Jahresbericht 2019/2020 ist da
Ein ereignisreiches und spannendes Jahr für den VdW südwest


Vorstand VdW südwestLiebe Leserinnen und Leser,

Das zurückliegende Jahr wird uns noch lange in Erinnerung bleiben. Es war geprägt von Ambitionen beim Klimaschutz, der Corona-Krise, der Digitalisierung. Besonderer Höhepunkt war die Veröffentlichung des Kodex der Südwestdeutschen Wohnungswirtschaft. Es ist der erste Kodex der Immobilienwirtschaft bundesweit, der die Leitlinien des Handelns der Wohnungsunternehmen festlegt und Mietern schwarz auf weiß zeigt, worauf sie sich verlassen können. Der Kodex ist ein Meilenstein für den VdW südwest.

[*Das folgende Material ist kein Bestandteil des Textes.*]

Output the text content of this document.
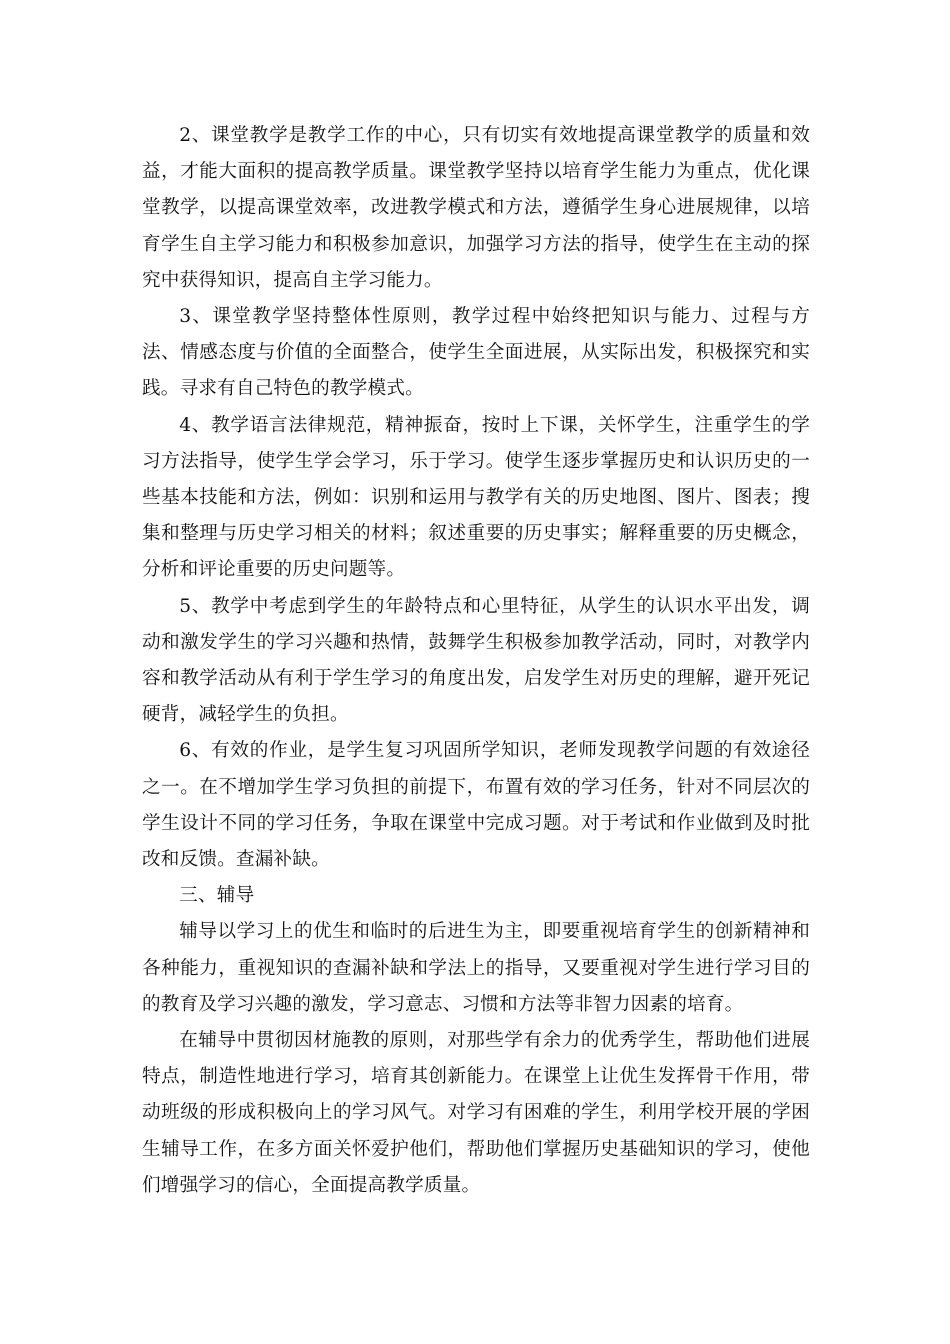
2、课堂教学是教学工作的中心，只有切实有效地提高课堂教学的质量和效益，才能大面积的提高教学质量。课堂教学坚持以培育学生能力为重点，优化课堂教学，以提高课堂效率，改进教学模式和方法，遵循学生身心进展规律，以培育学生自主学习能力和积极参加意识，加强学习方法的指导，使学生在主动的探究中获得知识，提高自主学习能力。

3、课堂教学坚持整体性原则，教学过程中始终把知识与能力、过程与方法、情感态度与价值的全面整合，使学生全面进展，从实际出发，积极探究和实践。寻求有自己特色的教学模式。

4、教学语言法律规范，精神振奋，按时上下课，关怀学生，注重学生的学习方法指导，使学生学会学习，乐于学习。使学生逐步掌握历史和认识历史的一些基本技能和方法，例如：识别和运用与教学有关的历史地图、图片、图表；搜集和整理与历史学习相关的材料；叙述重要的历史事实；解释重要的历史概念，分析和评论重要的历史问题等。

5、教学中考虑到学生的年龄特点和心里特征，从学生的认识水平出发，调动和激发学生的学习兴趣和热情，鼓舞学生积极参加教学活动，同时，对教学内容和教学活动从有利于学生学习的角度出发，启发学生对历史的理解，避开死记硬背，减轻学生的负担。

6、有效的作业，是学生复习巩固所学知识，老师发现教学问题的有效途径之一。在不增加学生学习负担的前提下，布置有效的学习任务，针对不同层次的学生设计不同的学习任务，争取在课堂中完成习题。对于考试和作业做到及时批改和反馈。查漏补缺。

三、辅导

辅导以学习上的优生和临时的后进生为主，即要重视培育学生的创新精神和各种能力，重视知识的查漏补缺和学法上的指导，又要重视对学生进行学习目的的教育及学习兴趣的激发，学习意志、习惯和方法等非智力因素的培育。

在辅导中贯彻因材施教的原则，对那些学有余力的优秀学生，帮助他们进展特点，制造性地进行学习，培育其创新能力。在课堂上让优生发挥骨干作用，带动班级的形成积极向上的学习风气。对学习有困难的学生，利用学校开展的学困生辅导工作，在多方面关怀爱护他们，帮助他们掌握历史基础知识的学习，使他们增强学习的信心，全面提高教学质量。
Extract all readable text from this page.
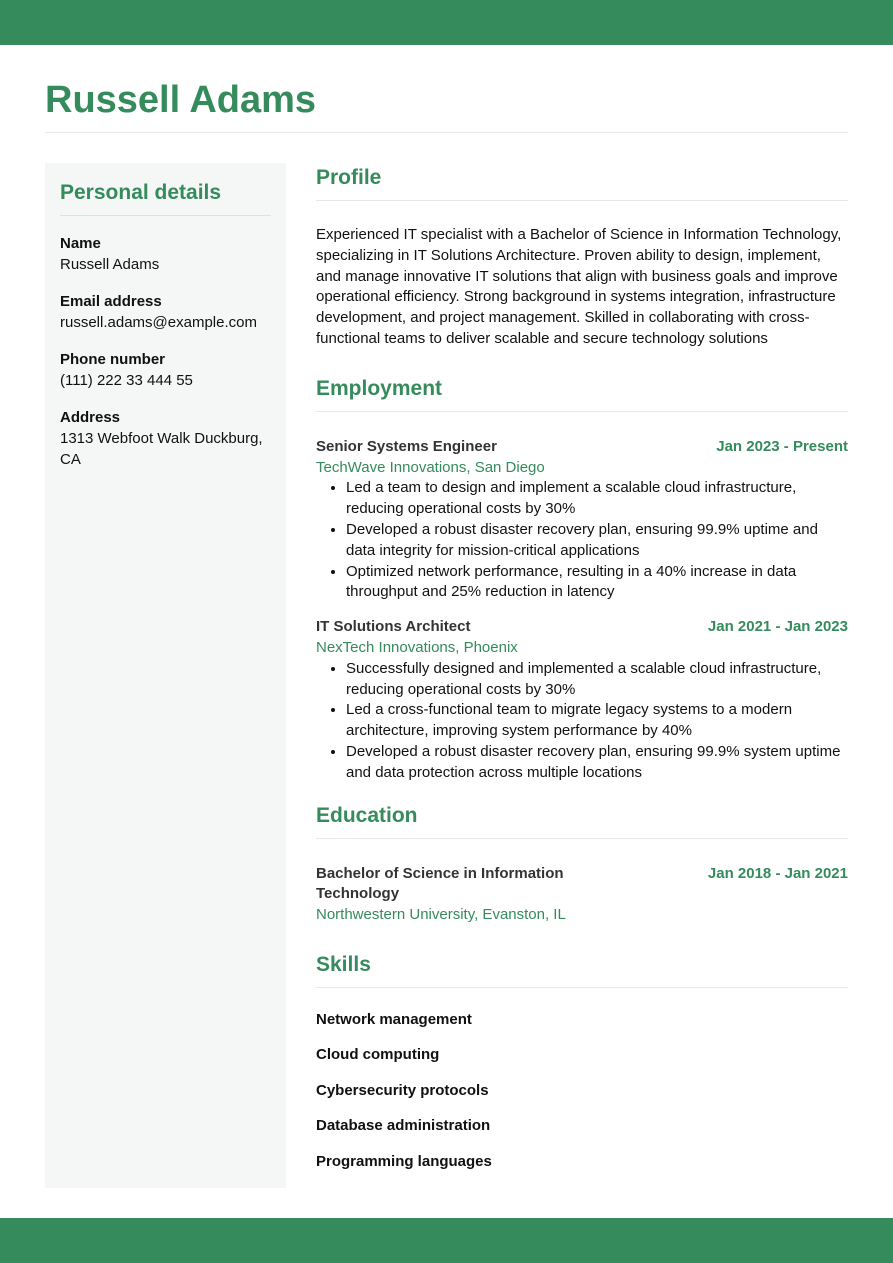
Russell Adams
Personal details
Name
Russell Adams
Email address
russell.adams@example.com
Phone number
(111) 222 33 444 55
Address
1313 Webfoot Walk Duckburg, CA
Profile

Experienced IT specialist with a Bachelor of Science in Information Technology, specializing in IT Solutions Architecture. Proven ability to design, implement, and manage innovative IT solutions that align with business goals and improve operational efficiency. Strong background in systems integration, infrastructure development, and project management. Skilled in collaborating with cross-functional teams to deliver scalable and secure technology solutions

Employment
Senior Systems Engineer	Jan 2023 - Present
TechWave Innovations, San Diego
• Led a team to design and implement a scalable cloud infrastructure, reducing operational costs by 30%
• Developed a robust disaster recovery plan, ensuring 99.9% uptime and data integrity for mission-critical applications
• Optimized network performance, resulting in a 40% increase in data throughput and 25% reduction in latency
IT Solutions Architect	Jan 2021 - Jan 2023
NexTech Innovations, Phoenix
• Successfully designed and implemented a scalable cloud infrastructure, reducing operational costs by 30%
• Led a cross-functional team to migrate legacy systems to a modern architecture, improving system performance by 40%
• Developed a robust disaster recovery plan, ensuring 99.9% system uptime and data protection across multiple locations
Education
Bachelor of Science in Information Technology
Jan 2018 - Jan 2021
Northwestern University, Evanston, IL
Skills
Network management
Cloud computing
Cybersecurity protocols
Database administration
Programming languages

Infolge der Corona-Krise machen sich viele Menschen Sorgen um ihr Zuhause. Mit den freiwilligen Maßnahmen zum Schutz der Mieter sind unsere Unternehmen mit gutem Beispiel vorangegangen. Kein Mieter soll wegen der Krise seine Wohnung verlieren, denn „gut und sicher wohnen“ gilt auch und gerade in Krisenzeiten. Der Kodex sendet ein starkes Signal für preiswertes, soziales und klimafreundliches Wohnen und trifft in der Krise den Nerv der Zeit. Trotz politischer Bemühungen, wie der Verbesserung der Wohnraumförderung, bleibt bezahlbares Wohnen eines der wichtigsten gesellschaftlichen und sozialpolitischen Themen.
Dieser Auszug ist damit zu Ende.